Pada tahun 2007, pengarang kerap membawa tema keislaman dan pesantren bernama Habiburrahman El Shirazy—atau karib tersapa Kang Abik—menggemparkan jagat sastra Indonesia. Ia menulis novel ampuh berjudul Ketika Cinta Bertasbih dua jilid sekaligus. Selang dua tahun kemudian, novel beralih wahana menjadi film dua jilid. Film Ketika Cinta Bertasbih (2009) konon sebagai titik awal perfilm Indonesia bangkit.

Pernikahan yang Menyakitkan

Pengisahan dalam film mengarah pada sebuah adegan menyakitkan bagi Anna Althafunnisa (tokoh utama) saat Furqan Andi Hasan mengatakan ia terinveksi HIV. Kalau-kalau Furqon kasihan dengan Anna dan tak menuruti nafsunya, ia seharusnya tak menikahi Anna.
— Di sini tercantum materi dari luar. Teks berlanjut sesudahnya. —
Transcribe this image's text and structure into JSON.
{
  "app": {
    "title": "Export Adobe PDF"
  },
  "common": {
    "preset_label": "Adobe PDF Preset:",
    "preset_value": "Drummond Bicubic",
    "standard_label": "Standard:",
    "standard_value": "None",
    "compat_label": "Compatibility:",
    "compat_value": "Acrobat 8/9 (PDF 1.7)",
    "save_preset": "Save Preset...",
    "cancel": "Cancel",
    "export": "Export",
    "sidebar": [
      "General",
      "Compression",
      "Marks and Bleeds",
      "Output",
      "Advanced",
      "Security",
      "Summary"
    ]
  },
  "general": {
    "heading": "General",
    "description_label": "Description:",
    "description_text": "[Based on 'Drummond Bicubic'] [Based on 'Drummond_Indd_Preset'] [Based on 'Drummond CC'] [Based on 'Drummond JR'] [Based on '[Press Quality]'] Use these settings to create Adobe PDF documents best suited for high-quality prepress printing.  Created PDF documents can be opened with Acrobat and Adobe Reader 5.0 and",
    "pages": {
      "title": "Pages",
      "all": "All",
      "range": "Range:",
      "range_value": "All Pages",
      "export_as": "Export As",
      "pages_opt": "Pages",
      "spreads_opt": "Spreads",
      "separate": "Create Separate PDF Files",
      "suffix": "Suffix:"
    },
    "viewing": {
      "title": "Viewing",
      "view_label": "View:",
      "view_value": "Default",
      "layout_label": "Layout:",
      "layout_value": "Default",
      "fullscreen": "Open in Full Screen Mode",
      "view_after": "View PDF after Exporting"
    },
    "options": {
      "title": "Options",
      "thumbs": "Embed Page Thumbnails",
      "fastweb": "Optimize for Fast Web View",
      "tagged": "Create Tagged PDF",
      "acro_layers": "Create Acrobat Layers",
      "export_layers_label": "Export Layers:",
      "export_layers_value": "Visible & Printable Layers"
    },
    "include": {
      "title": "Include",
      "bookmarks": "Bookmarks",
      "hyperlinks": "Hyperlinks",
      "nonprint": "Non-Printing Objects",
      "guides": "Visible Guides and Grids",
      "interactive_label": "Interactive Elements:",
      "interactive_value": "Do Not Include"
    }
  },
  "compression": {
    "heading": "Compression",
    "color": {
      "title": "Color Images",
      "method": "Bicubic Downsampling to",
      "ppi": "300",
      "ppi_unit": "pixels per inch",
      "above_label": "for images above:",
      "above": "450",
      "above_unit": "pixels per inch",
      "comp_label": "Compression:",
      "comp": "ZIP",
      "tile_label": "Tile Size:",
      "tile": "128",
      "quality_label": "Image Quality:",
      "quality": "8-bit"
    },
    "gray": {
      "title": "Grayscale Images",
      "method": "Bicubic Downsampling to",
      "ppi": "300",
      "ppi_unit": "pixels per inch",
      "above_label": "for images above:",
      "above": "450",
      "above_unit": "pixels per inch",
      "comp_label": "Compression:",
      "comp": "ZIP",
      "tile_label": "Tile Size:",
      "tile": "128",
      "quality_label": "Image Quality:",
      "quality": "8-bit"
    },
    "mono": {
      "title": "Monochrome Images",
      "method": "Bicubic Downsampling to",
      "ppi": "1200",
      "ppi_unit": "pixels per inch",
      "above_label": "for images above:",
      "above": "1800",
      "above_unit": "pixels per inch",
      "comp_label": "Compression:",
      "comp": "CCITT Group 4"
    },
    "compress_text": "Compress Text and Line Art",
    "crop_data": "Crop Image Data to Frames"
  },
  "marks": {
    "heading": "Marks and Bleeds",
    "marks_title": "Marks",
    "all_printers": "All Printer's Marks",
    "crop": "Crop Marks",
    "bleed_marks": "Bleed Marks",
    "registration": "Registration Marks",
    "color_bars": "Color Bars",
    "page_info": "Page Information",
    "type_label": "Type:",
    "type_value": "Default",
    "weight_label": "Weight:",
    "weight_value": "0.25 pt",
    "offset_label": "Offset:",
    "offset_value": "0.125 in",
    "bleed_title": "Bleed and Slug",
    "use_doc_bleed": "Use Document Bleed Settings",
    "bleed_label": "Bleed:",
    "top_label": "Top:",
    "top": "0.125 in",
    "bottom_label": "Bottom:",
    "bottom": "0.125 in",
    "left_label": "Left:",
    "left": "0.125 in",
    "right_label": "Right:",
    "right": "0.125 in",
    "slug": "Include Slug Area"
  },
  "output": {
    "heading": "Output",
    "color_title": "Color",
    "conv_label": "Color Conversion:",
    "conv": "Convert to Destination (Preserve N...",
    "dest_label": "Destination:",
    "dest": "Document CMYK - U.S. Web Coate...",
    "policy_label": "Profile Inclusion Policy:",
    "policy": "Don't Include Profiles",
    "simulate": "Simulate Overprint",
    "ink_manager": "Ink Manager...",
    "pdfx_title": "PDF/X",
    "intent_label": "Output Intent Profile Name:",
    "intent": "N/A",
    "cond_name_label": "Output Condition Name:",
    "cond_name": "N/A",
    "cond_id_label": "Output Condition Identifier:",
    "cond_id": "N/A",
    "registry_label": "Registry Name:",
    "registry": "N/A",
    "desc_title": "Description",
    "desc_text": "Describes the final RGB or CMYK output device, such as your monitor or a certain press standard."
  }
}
Namun, di situlah letak konflik yang terbutuhkan dalam sebuah karya sastra.

Pesan dapat terambil dari penggalan novel ini ialah terkadang pada realitasnya, mesik tak semua, lelaki tak memerhatikan sebab-musabab lain dari keputusannya untuk menikahi seseorang. Bahkan seberuntung Furqon sebagai anak konglomerat pun tak berpikir akibatnya. Hingga pada akhirnya ia jujur pada Anna, istrinya. Kala mendengar pengakuan suaminya itu, hati Anna bagai teriris pisau, sangat perih dan sakit.

Pada akhirnya, Anna meminta Furqon menceraikannya. Furqon tak berdaya, ia penuhi permintaan Anna—yang setelah ia kecup sebagai syarat perpisahan sudah bukan menjadi istrinya lagi. Kisah ini menyiratkan sedikit pesan bahwa pernikahan yang menyakiti salah satunya itu sama sekali tak terbolehkan oleh syariat. Ketimpangan seperior perlahan Anna terima lewat perlakuan Furqon.

Baca Lainya  Keluarga: Perihal Gender dan Kesadaran

Tentu pengisahan ini Anna, sebagai perempuan, menjadi korban kesewenang-wenangan Furqon, seorang lelaki, mantan suaminya. Dengan tega saat ia sadar terjangkit virus itu tapi malah meneruskan menikahi Anna. Walaupun virus tersebut tak Furqon dapatkan lewat zina, melain ia terjerat jebakan oleh seorang perempuan dengan perasan tebusan sejumlah uang, namun sesiapun yang mengetahuinya ia bakal tetap sakit.

Dengan tegar, selama enam bulan pernikahannya Anna tahu alasan mengapa Furqon tak menunaikan tugasnya sebagai suami. Virus itulah yang menjadi sebab mengapa Furqon terus menyiksa Anna setiap kali mereka akan berhubungan. Inilah yang Anna maksud dalam salah satu adegan bahwa pernikahan mereka ini termasuk haram sebab Furqon telah mendustainya, keluarganya, dan seluruh undangan yang hadir pada saat pernikahannya.

Niatan Menolong

Lain cerita dengan novel Ketika Cinta Bertasbih (2007) Kang Abik, pada 2015 tayang film berjudul Surga yang Tak Dirindukan. Film terangkat dari novel berjudul sama karya Asma Nadia. Titik klimaks konflik film terjadi saat Arini mengetahui Prasetya—suaminya—telah menikahi seorang perempuan lain bernama Mei Rose. Padahal Arini memiliki rekam jejak menyakitkan ihwal hubungan rumah tangga. Selama belasan tahun ayahnya menyembunyikan istri keduanya dari ibunya. Ayahnya selama itu secara diam-diam melakukan poligami.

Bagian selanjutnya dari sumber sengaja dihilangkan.